Furthermore, we all know that journalists are busy these days, with more demands on their time and more work to do than ever before. It’s never been harder for us to earn ink, airtime, online space, etc. But it can still be done.
To that end, I’ve seen that journalists really only want two things from us. No matter what they say, or what your client or boss tells you to do, every conversation I’ve ever had with a journalist boils down to two important elements that make their jobs easier and help them get home in time for dinner:
- A good story. Of course, above all, they need a quality story with newsworthy elements that will resonate with their particular audience. What are the basic elements of your story? What is it that makes those elements newsworthy? Who is their audience, and what is it about the pitch that will strike a chord with them? Even more, what will their reaction be – will it improve their lives, tug on the heart strings, save money or time, etc? Knowing all of this before you ever pick up the phone or hit the “send” button, and communicating it well to the journalist, will make you much more effective.

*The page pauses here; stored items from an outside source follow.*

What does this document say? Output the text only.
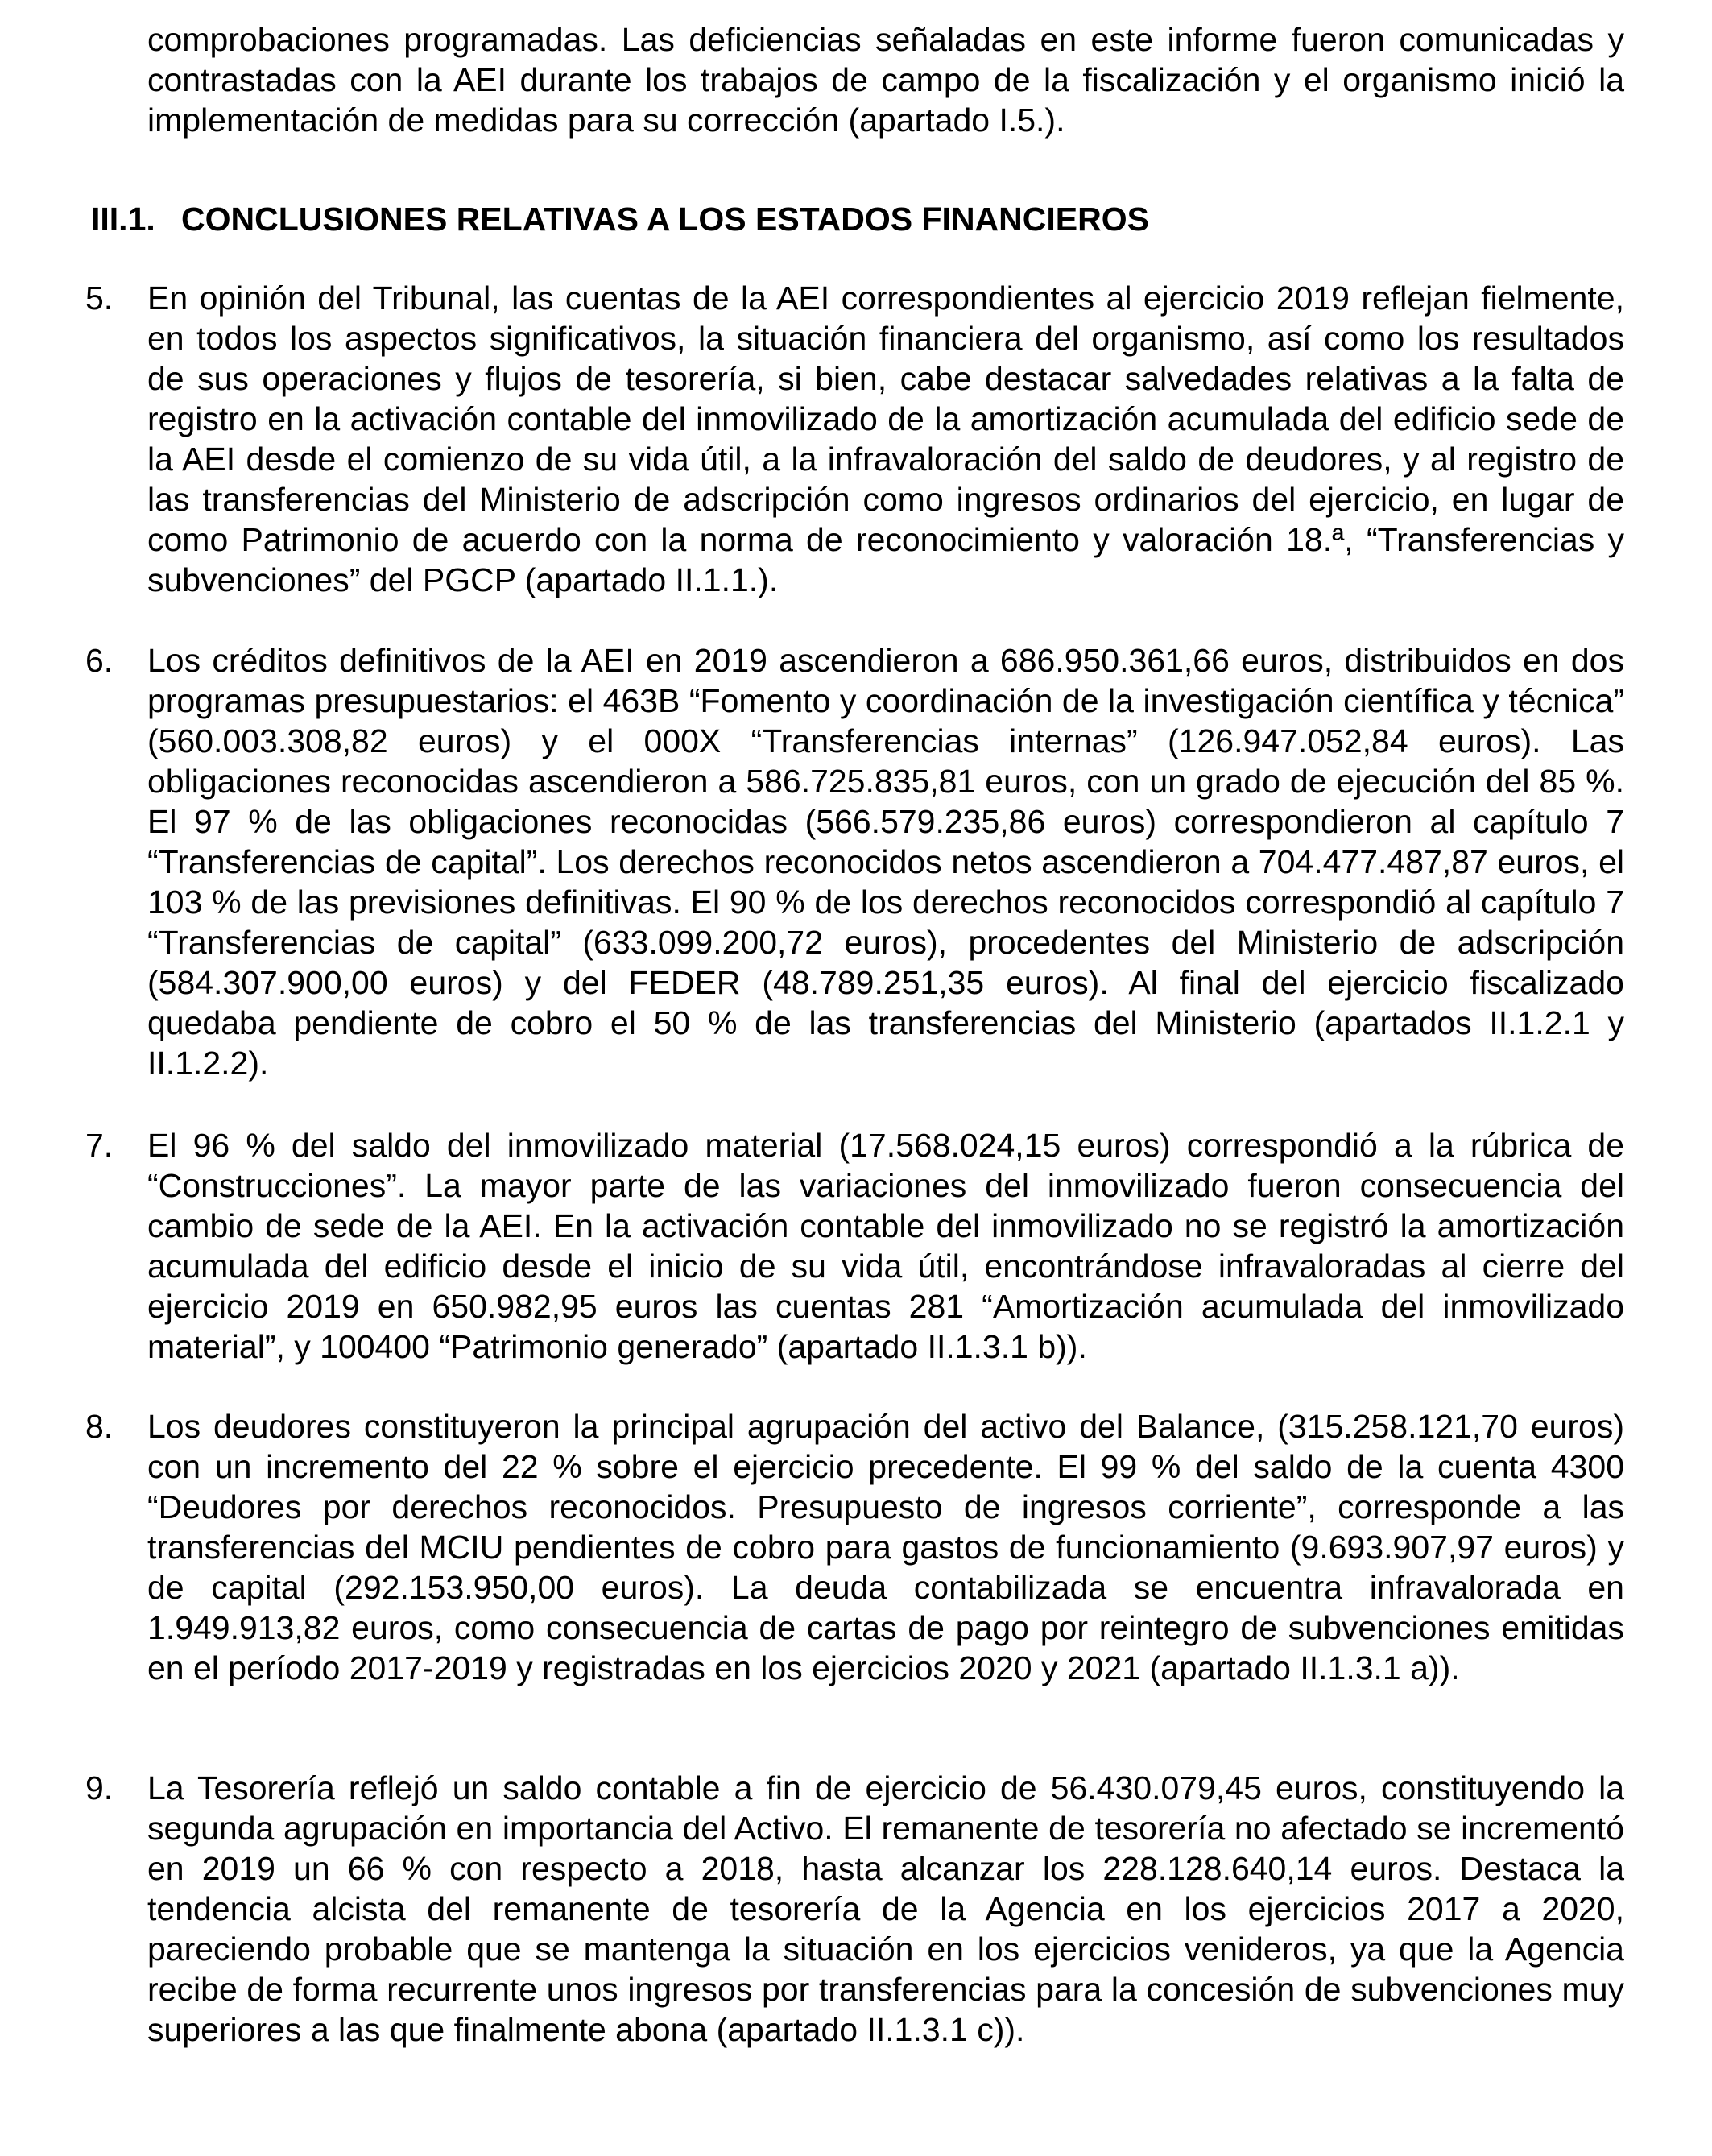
comprobaciones programadas. Las deficiencias señaladas en este informe fueron comunicadas y contrastadas con la AEI durante los trabajos de campo de la fiscalización y el organismo inició la implementación de medidas para su corrección (apartado I.5.).

III.1. CONCLUSIONES RELATIVAS A LOS ESTADOS FINANCIEROS

5.	En opinión del Tribunal, las cuentas de la AEI correspondientes al ejercicio 2019 reflejan fielmente, en todos los aspectos significativos, la situación financiera del organismo, así como los resultados de sus operaciones y flujos de tesorería, si bien, cabe destacar salvedades relativas a la falta de registro en la activación contable del inmovilizado de la amortización acumulada del edificio sede de la AEI desde el comienzo de su vida útil, a la infravaloración del saldo de deudores, y al registro de las transferencias del Ministerio de adscripción como ingresos ordinarios del ejercicio, en lugar de como Patrimonio de acuerdo con la norma de reconocimiento y valoración 18.ª, “Transferencias y subvenciones” del PGCP (apartado II.1.1.).

6.	Los créditos definitivos de la AEI en 2019 ascendieron a 686.950.361,66 euros, distribuidos en dos programas presupuestarios: el 463B “Fomento y coordinación de la investigación científica y técnica” (560.003.308,82 euros) y el 000X “Transferencias internas” (126.947.052,84 euros). Las obligaciones reconocidas ascendieron a 586.725.835,81 euros, con un grado de ejecución del 85 %. El 97 % de las obligaciones reconocidas (566.579.235,86 euros) correspondieron al capítulo 7 “Transferencias de capital”. Los derechos reconocidos netos ascendieron a 704.477.487,87 euros, el 103 % de las previsiones definitivas. El 90 % de los derechos reconocidos correspondió al capítulo 7 “Transferencias de capital” (633.099.200,72 euros), procedentes del Ministerio de adscripción (584.307.900,00 euros) y del FEDER (48.789.251,35 euros). Al final del ejercicio fiscalizado quedaba pendiente de cobro el 50 % de las transferencias del Ministerio (apartados II.1.2.1 y II.1.2.2).

7.	El 96 % del saldo del inmovilizado material (17.568.024,15 euros) correspondió a la rúbrica de “Construcciones”. La mayor parte de las variaciones del inmovilizado fueron consecuencia del cambio de sede de la AEI. En la activación contable del inmovilizado no se registró la amortización acumulada del edificio desde el inicio de su vida útil, encontrándose infravaloradas al cierre del ejercicio 2019 en 650.982,95 euros las cuentas 281 “Amortización acumulada del inmovilizado material”, y 100400 “Patrimonio generado” (apartado II.1.3.1 b)).

8.	Los deudores constituyeron la principal agrupación del activo del Balance, (315.258.121,70 euros) con un incremento del 22 % sobre el ejercicio precedente. El 99 % del saldo de la cuenta 4300 “Deudores por derechos reconocidos. Presupuesto de ingresos corriente”, corresponde a las transferencias del MCIU pendientes de cobro para gastos de funcionamiento (9.693.907,97 euros) y de capital (292.153.950,00 euros). La deuda contabilizada se encuentra infravalorada en 1.949.913,82 euros, como consecuencia de cartas de pago por reintegro de subvenciones emitidas en el período 2017-2019 y registradas en los ejercicios 2020 y 2021 (apartado II.1.3.1 a)).

9.	La Tesorería reflejó un saldo contable a fin de ejercicio de 56.430.079,45 euros, constituyendo la segunda agrupación en importancia del Activo. El remanente de tesorería no afectado se incrementó en 2019 un 66 % con respecto a 2018, hasta alcanzar los 228.128.640,14 euros. Destaca la tendencia alcista del remanente de tesorería de la Agencia en los ejercicios 2017 a 2020, pareciendo probable que se mantenga la situación en los ejercicios venideros, ya que la Agencia recibe de forma recurrente unos ingresos por transferencias para la concesión de subvenciones muy superiores a las que finalmente abona (apartado II.1.3.1 c)).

- Responsiveness. Journalists don’t just want good stories, or interviews, product images, samples, etc. They want/need them NOW, so they can stay on track to hit their deadlines. The top complaint I hear from journalists (besides how bad some pitches are) is that they don’t get what they need from us when they need it. It doesn’t take a rocket scientist to compute our odds of success when we don’t help someone hit their deadline. On the other hand, it’s amazing how a simple phone call back with a status update, or sending a follow-up email in a timely fashion, or other basic responsive and listening actions can go a long way. And those of us who can deliver an executive interview well before deadline? Pure gold. Enabling a journalist to work efficiently is one of the most valuable services we can provide.
You’ll note that strong relationships are NOT one of these two items. Believe it or not, from the journalist’s perspective, relationships with PR people are grossly overrated. Sure, they get to know some of us over time, and sometimes there are personal ties that go beyond our professional encounters. But, quite frankly, the vast majority of journalists are simply too busy and stressed to spend the time and energy to build relationships with the vast majority of us. Because of that, our goal should be different: to earn their respect. And there’s no better way to do that than to deliver on the two items above. This is the trick to breaking through all the clutter of crowded inboxes, dense pitches, tight deadlines and more. When we’ve broken through and earned that respect, the relationships will come naturally…and so will the coverage we want.
Give it a try sometime, and see what happens. This media relations stuff is hard work, yet it can be incredibly rewarding. As always, I welcome your feedback on this, would love to hear how it works for you, etc.